I am quite possibly the most honest person in the universe. I am so honest that it almost rubs people the wrong way. Confrontational might as well be my middle name. I say what's on my mind and I don't always say it gracefully. And in my almost 19 years of living, I've come to realize that most people absolutely hate this. It's why a lot of girls hate being friends with me and why a lot of boys do like being friends with me. It's why some of my boyfriend's friends really don't like me. It's why more often than not I make a terrible first impression in social situations while simultaneously being the reason why I have absolutely obliterated (in a good way) every job interview I've ever been in. But, I've made the conscious decision in not changing this aspect of myself and my terribly blunt personality is something I take pride in.

Why?

I absolutely hate lying. I find it one of the most inconvenient things people do. Maybe it's because I'm impatient and I want to solve problems quickly and efficiently. It's also partially because I find that lying takes more energy than not lying. I find it incredibly difficult to hold onto something that's really been bothering me and more often than not, it isn't even in my favor to lie.

The biggest reason why I hate lying is because I seriously hate being lied to. I know this is a super common pet peeve but I think I hate it on a different level. I take most things well. There are few things that someone can tell me, as long as it's honest, that will make me so pissed that I can't even look at them anymore. The few times in my life where I've felt real betrayal was when someone hid something from me. Like when the time this guy in my life did something really shitty but didn't say anything about it until literal (not the millennial use of literal, the real use of literal) months later. What he did was on my top 10 worst things people have ever done to me list, a line crossed, but I think what really made it worse is that he didn't even have the balls to own up to it.

There have only been a few occasions in my life in which lying to me or others is actually helpful. Like when I was a kid and my mom told me the food would be ready in a few minutes when in reality it would be ready in like thirty. A real parenting move because I would totally lose track of time and the thirty minutes would actually feel like a few. Or when my acne was terrible and my parents told me I was still cute, even though I can promise you I wasn't. But more often than not, lying usually makes the other person look foolish.

Think about it. Your friend looks absolutely stupid in the outfit they picked out. They ask you how they look and you tell them they look great because they seem so excited about the outfit. They walk out of the house looking like an idiot, and you let them. That's cruel. I would only do that to someone I actually don't care about.

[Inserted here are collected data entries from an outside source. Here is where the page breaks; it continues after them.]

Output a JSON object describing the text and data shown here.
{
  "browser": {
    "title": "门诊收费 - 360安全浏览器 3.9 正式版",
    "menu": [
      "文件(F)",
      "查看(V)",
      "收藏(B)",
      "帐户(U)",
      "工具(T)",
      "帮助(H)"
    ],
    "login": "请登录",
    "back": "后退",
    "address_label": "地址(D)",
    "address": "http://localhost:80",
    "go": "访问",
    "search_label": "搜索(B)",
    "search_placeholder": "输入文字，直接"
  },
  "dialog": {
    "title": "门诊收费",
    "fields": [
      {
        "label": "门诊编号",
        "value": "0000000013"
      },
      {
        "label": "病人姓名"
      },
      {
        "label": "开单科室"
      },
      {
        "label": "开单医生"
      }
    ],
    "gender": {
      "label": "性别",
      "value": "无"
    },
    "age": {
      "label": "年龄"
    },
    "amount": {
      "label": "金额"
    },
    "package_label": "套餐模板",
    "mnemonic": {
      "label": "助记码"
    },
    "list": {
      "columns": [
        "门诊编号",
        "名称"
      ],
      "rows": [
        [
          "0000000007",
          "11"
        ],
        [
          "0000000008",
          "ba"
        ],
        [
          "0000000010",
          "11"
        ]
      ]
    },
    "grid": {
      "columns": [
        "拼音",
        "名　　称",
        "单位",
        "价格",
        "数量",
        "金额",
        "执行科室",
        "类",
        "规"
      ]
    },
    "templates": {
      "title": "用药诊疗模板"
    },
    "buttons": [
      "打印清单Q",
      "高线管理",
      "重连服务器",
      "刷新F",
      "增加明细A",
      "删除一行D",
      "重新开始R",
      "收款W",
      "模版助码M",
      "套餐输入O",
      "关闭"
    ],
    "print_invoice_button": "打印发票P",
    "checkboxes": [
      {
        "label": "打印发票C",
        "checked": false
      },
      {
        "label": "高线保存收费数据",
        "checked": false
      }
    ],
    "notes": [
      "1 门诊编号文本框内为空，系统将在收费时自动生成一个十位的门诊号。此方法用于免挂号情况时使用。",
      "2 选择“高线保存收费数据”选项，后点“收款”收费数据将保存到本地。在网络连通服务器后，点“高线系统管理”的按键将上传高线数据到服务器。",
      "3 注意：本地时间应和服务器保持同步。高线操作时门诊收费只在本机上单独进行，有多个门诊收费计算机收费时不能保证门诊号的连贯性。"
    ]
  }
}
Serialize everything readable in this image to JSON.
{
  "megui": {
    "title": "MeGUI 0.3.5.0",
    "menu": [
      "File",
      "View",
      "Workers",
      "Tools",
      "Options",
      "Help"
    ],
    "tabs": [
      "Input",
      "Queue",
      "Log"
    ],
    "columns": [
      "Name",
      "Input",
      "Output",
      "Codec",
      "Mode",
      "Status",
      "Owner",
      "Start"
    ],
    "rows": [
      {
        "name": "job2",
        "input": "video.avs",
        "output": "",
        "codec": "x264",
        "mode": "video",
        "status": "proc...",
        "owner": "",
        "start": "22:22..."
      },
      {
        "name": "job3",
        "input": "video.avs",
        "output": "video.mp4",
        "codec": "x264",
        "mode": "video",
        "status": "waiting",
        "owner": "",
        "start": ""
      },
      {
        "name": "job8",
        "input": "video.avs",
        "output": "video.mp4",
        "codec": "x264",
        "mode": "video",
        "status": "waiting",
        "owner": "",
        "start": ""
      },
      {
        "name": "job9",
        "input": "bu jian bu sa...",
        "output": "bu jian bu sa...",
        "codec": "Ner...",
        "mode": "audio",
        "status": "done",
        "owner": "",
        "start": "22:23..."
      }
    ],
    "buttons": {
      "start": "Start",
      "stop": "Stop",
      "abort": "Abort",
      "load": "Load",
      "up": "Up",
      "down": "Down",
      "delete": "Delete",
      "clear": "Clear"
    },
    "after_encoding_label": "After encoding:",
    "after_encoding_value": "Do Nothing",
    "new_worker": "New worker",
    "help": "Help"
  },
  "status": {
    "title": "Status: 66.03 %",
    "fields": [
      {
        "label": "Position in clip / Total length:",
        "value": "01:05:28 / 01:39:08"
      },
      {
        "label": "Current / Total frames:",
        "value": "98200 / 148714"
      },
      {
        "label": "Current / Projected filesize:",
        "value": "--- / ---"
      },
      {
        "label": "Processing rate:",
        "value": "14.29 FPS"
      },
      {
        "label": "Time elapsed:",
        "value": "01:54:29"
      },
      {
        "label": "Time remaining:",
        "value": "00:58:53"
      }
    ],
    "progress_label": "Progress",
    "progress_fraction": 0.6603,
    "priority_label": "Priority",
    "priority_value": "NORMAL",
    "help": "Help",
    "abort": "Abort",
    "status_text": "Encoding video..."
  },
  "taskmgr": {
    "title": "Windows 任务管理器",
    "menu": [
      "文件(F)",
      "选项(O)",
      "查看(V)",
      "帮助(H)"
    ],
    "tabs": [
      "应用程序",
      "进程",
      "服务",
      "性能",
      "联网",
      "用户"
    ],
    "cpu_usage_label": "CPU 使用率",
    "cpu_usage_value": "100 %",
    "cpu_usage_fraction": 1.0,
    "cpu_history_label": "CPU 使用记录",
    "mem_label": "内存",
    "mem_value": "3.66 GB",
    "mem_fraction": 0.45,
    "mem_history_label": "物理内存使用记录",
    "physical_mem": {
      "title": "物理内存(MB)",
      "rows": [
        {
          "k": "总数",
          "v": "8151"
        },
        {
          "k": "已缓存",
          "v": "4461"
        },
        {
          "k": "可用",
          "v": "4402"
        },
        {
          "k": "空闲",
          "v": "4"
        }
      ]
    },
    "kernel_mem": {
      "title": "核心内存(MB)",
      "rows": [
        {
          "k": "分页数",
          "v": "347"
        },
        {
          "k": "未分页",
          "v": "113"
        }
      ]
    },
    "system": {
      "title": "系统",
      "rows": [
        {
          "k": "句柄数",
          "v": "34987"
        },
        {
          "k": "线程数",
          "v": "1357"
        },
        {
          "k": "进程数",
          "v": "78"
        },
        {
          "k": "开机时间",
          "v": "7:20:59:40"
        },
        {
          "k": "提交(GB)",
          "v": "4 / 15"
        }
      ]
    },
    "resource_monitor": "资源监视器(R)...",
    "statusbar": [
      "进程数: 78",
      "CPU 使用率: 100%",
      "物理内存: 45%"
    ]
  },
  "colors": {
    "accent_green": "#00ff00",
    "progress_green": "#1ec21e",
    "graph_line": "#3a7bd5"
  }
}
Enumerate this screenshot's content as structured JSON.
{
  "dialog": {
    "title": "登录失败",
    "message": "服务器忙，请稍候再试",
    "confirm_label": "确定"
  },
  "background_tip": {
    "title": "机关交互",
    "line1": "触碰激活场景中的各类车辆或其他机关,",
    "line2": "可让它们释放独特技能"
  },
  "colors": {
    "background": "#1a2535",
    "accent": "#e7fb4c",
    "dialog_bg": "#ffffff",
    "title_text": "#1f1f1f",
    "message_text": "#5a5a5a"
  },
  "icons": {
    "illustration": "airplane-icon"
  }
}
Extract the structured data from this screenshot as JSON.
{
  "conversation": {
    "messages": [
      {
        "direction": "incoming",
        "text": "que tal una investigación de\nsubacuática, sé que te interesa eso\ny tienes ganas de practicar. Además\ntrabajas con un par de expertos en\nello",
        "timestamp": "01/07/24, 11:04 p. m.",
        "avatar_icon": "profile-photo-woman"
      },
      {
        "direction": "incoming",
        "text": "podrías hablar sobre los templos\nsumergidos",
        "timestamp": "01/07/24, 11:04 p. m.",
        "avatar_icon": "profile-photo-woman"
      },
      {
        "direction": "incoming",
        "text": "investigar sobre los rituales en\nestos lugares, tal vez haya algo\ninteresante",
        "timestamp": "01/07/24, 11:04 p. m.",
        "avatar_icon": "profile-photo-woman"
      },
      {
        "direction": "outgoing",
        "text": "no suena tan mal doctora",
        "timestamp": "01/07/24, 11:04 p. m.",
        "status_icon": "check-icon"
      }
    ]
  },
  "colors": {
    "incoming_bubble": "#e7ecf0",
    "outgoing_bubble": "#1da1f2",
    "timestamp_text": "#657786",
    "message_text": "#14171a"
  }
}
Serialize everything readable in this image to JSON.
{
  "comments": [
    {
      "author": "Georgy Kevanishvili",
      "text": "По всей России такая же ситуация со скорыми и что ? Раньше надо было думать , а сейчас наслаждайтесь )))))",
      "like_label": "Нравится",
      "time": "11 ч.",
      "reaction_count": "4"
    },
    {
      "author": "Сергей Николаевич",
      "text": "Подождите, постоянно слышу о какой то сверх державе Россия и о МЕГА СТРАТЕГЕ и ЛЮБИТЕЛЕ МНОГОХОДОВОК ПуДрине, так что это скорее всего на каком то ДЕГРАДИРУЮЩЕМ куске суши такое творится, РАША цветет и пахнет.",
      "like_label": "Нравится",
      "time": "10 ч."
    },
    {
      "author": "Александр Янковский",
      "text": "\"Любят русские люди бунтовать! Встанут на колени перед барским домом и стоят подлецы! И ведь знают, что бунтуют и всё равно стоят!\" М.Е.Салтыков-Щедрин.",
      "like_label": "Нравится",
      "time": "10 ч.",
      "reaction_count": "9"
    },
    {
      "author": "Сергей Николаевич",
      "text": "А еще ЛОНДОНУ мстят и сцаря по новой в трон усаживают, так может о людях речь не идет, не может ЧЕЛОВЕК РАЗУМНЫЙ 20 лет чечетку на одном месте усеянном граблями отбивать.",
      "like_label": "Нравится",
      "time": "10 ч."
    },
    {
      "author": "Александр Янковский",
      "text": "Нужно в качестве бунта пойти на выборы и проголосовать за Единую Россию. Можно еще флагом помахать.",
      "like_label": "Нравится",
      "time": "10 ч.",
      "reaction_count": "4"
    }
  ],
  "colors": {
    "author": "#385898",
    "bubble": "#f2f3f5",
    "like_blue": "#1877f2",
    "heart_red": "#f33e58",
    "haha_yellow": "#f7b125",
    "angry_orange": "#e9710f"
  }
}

Okay, how about something deeper? Like, for example, you're super pissed about something your friend keeps doing. And when asked about it, you say it's fine and your friend believes you. Instead of saying something, you let it boil over until you chew them out about it and your poor friend had absolutely no idea what was going on.

Most of us are under the impression that lying helps to protect ourselves and others around us. The whole concept of the "white lie" is something that a lot of people live by. But I ask you to question how many times lying actually did that for you. How many times did you lie and think "wow, that was really in my favor" and it didn't backfire in your face? I bet you five dollars, that I don't actually have, that out of the probably millions of times you have lied by now, under 20% were actually in your favor. That's a poor statistic.

I recognize that this specific personality trait of mine can be viewed as problematic or even confusing to a lot of people. But, I will say that it's made me feel way more at peace. Not having to hide my truths, has lifted an incredibly large source of anxiety off my shoulders. I wouldn't say I'm an expert at making friends or anything but maybe if we were all a little more honest (probably not as honest as me, it's gotten to a point of fault now), our relationships with other people would be a little more solid.